I like all of these tools, though during model development there's often a grey area where doing too much configuration will make it harder to adapt the model as you learn new information. At the same time, having an object that holds the model configuration, can provide validation, simplifies a model taking 25 arguments, etc, can be a good thing.

So there's a middle ground I'd like to share that I've found useful for local development, is lightweight, but also extends well to production settings.

pydantic's BaseSettings

Having been turned onto pydantic a few months ago, I instantly found it useful. The BaseModel is very handy for development where you want to have schemas for pieces of data being read or written, job parameters, request bodies, etc.

One related class is BaseSettings. It's very similar to BaseModel, but affords the ability to default values to associated environment variables, otherwise a lot of the "goodness" of base model.

Example Config

As a small example, here's a dummy config for a model where epochs is the only configuration option.

from pydantic import BaseSettings, Field

class FancySettings(BaseSettings):
    """Describing the fancy settings in the docstring."""
    epochs: int = Field(100, env="FANCY_EPOCHS", description="The number of epochs", gt=0)

Even though it's small, there's a lot of good things to point out:

  • By setting the FANCY_EPOCHS environment variables, epochs is set.
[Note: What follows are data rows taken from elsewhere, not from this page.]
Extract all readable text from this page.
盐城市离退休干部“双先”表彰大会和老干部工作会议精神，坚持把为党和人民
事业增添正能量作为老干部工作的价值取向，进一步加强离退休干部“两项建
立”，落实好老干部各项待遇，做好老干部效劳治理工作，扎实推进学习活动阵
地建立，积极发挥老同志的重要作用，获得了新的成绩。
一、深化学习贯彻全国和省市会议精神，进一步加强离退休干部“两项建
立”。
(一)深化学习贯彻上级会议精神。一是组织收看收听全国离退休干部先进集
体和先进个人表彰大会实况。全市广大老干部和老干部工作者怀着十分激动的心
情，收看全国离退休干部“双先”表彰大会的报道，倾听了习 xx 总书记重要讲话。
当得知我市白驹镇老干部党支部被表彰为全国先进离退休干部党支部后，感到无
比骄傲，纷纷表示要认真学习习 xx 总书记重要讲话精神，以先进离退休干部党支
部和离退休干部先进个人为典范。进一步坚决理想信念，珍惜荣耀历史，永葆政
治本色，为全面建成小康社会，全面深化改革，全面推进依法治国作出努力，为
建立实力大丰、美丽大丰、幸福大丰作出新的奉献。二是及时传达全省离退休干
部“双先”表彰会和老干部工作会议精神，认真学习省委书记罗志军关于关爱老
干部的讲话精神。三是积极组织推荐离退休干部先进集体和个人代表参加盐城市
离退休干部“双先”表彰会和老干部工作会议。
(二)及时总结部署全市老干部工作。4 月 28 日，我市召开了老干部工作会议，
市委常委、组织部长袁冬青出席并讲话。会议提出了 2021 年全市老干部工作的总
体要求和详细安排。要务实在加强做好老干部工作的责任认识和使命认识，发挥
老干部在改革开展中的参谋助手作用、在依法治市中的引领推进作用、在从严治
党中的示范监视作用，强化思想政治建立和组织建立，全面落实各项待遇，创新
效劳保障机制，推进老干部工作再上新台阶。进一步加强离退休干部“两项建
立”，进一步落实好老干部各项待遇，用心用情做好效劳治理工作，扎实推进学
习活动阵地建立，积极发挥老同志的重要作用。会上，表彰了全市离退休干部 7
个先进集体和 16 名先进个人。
This is minor initially, but application configuration via envvars is a good practice, so we're on the right track from the start.
  • I haven't shown how the descriptions and docstrings are used, but just within the code having the description is helpful documentation.
  • gt stands for greater than. Epochs must be greater than 0. Sit back and let the validation run over you.
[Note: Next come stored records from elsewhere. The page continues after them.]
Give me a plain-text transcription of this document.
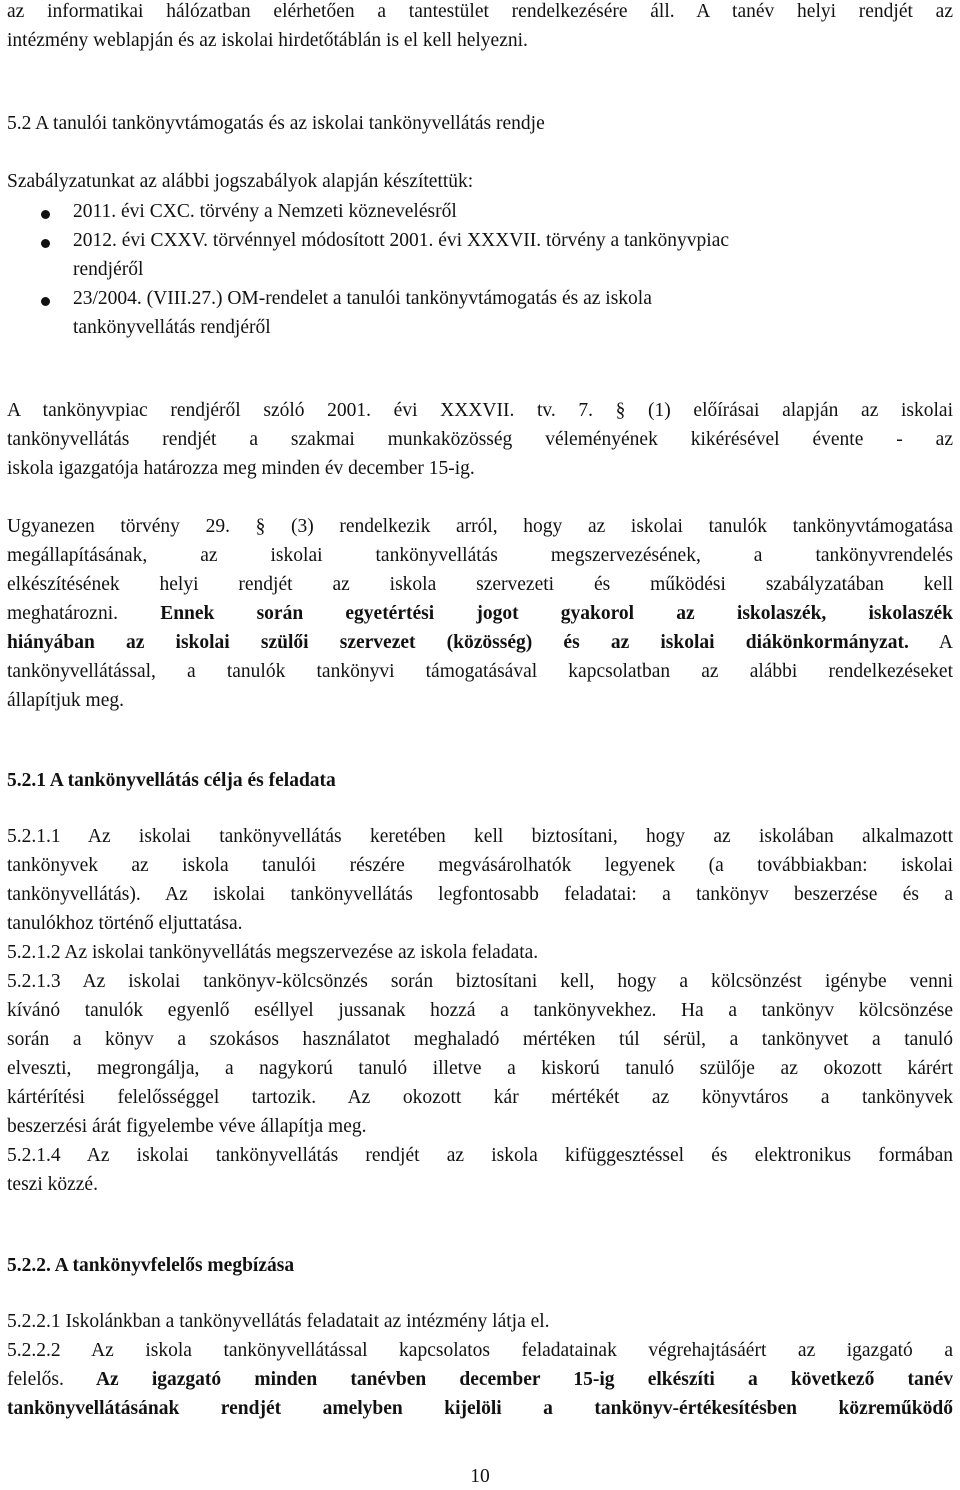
az informatikai hálózatban elérhetően a tantestület rendelkezésére áll. A tanév helyi rendjét az
intézmény weblapján és az iskolai hirdetőtáblán is el kell helyezni.
5.2 A tanulói tankönyvtámogatás és az iskolai tankönyvellátás rendje
Szabályzatunkat az alábbi jogszabályok alapján készítettük:
2011. évi CXC. törvény a Nemzeti köznevelésről
2012. évi CXXV. törvénnyel módosított 2001. évi XXXVII. törvény a tankönyvpiac
rendjéről
23/2004. (VIII.27.) OM-rendelet a tanulói tankönyvtámogatás és az iskola
tankönyvellátás rendjéről
A tankönyvpiac rendjéről szóló 2001. évi XXXVII. tv. 7. § (1) előírásai alapján az iskolai
tankönyvellátás rendjét a szakmai munkaközösség véleményének kikérésével évente - az
iskola igazgatója határozza meg minden év december 15-ig.
Ugyanezen törvény 29. § (3) rendelkezik arról, hogy az iskolai tanulók tankönyvtámogatása
megállapításának, az iskolai tankönyvellátás megszervezésének, a tankönyvrendelés
elkészítésének helyi rendjét az iskola szervezeti és működési szabályzatában kell
meghatározni. Ennek során egyetértési jogot gyakorol az iskolaszék, iskolaszék
hiányában az iskolai szülői szervezet (közösség) és az iskolai diákönkormányzat. A
tankönyvellátással, a tanulók tankönyvi támogatásával kapcsolatban az alábbi rendelkezéseket
állapítjuk meg.
5.2.1 A tankönyvellátás célja és feladata
5.2.1.1 Az iskolai tankönyvellátás keretében kell biztosítani, hogy az iskolában alkalmazott
tankönyvek az iskola tanulói részére megvásárolhatók legyenek (a továbbiakban: iskolai
tankönyvellátás). Az iskolai tankönyvellátás legfontosabb feladatai: a tankönyv beszerzése és a
tanulókhoz történő eljuttatása.
5.2.1.2 Az iskolai tankönyvellátás megszervezése az iskola feladata.
5.2.1.3 Az iskolai tankönyv-kölcsönzés során biztosítani kell, hogy a kölcsönzést igénybe venni
kívánó tanulók egyenlő eséllyel jussanak hozzá a tankönyvekhez. Ha a tankönyv kölcsönzése
során a könyv a szokásos használatot meghaladó mértéken túl sérül, a tankönyvet a tanuló
elveszti, megrongálja, a nagykorú tanuló illetve a kiskorú tanuló szülője az okozott kárért
kártérítési felelősséggel tartozik. Az okozott kár mértékét az könyvtáros a tankönyvek
beszerzési árát figyelembe véve állapítja meg.
5.2.1.4 Az iskolai tankönyvellátás rendjét az iskola kifüggesztéssel és elektronikus formában
teszi közzé.
5.2.2. A tankönyvfelelős megbízása
5.2.2.1 Iskolánkban a tankönyvellátás feladatait az intézmény látja el.
5.2.2.2 Az iskola tankönyvellátással kapcsolatos feladatainak végrehajtásáért az igazgató a
felelős. Az igazgató minden tanévben december 15-ig elkészíti a következő tanév
tankönyvellátásának rendjét amelyben kijelöli a tankönyv-értékesítésben közreműködő
10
The culmination of these things is the json schema that comes with the settings.

>>> print(FancySettings.schema_json())
{
  "title": "FancySettings",
  "description": "Describing the fancy settings in the docstring.",
  "type": "object",
  "properties": {
    "epochs": {
      "title": "Epochs",
      "description": "The number of epochs",
      "default": 100,
      "exclusiveMinimum": 0,
      "env": "FANCY_EPOCHS",
      "env_names": ["fancy_epochs"],
      "type": "integer"
    }
  },
  "additionalProperties": false
}

Again, this is useful immediately as it gives a way to describe what input should be passed.

Through the use of custom validators the logic can get more complex.

Dealing with Objects

Given the messy internal details of a model implementation and how object choices themselves are often hyperparameters (e.g. tokenizer choice), being able to configure the python objects can be helpful. Though I'm not sure I totally like it...

For example, in allennlp once the model is registered, it's accessible by name.

# Grab the part of the `config` that defines the model
model_params = config.pop("model")

# Find out which model subclass we want
model_name = model_params.pop("type")

# Instantiate that subclass with the remaining model params
model = Model.by_name(model_name).from_params(model_params)

(from allennlp docs)

Something similar can be done with the BaseSettings approach.

from pydantic import BaseSettings, PyObject

class ObjSet(BaseSettings):
    """Settings."""
    tokenizer: PyObject = 'gcgc.tokenizer.KmerTokenizer'
    settings: PyObject = 'gcgc.tokenizer.KmerTokenizerSettings'

if __name__ == "__main__":
    obj = ObjSet()
    tokenizer = obj.tokenizer(settings=obj.settings())
    print(tokenizer.encode("ATCG"))

which will print [1, 2, 3, 4] and demonstrating the objects getting created and used.

Note that gcgc is a package (that I wrote) for tokenizing DNA. It must be importable from python or an error is thrown.

Conclusion

I think ,model configuration is a useful for reproducibility and productionalization, though it can become burdensome if done too early or with too heavy of hand. For these reasons I like pydantic and its BaseSettings to configure models.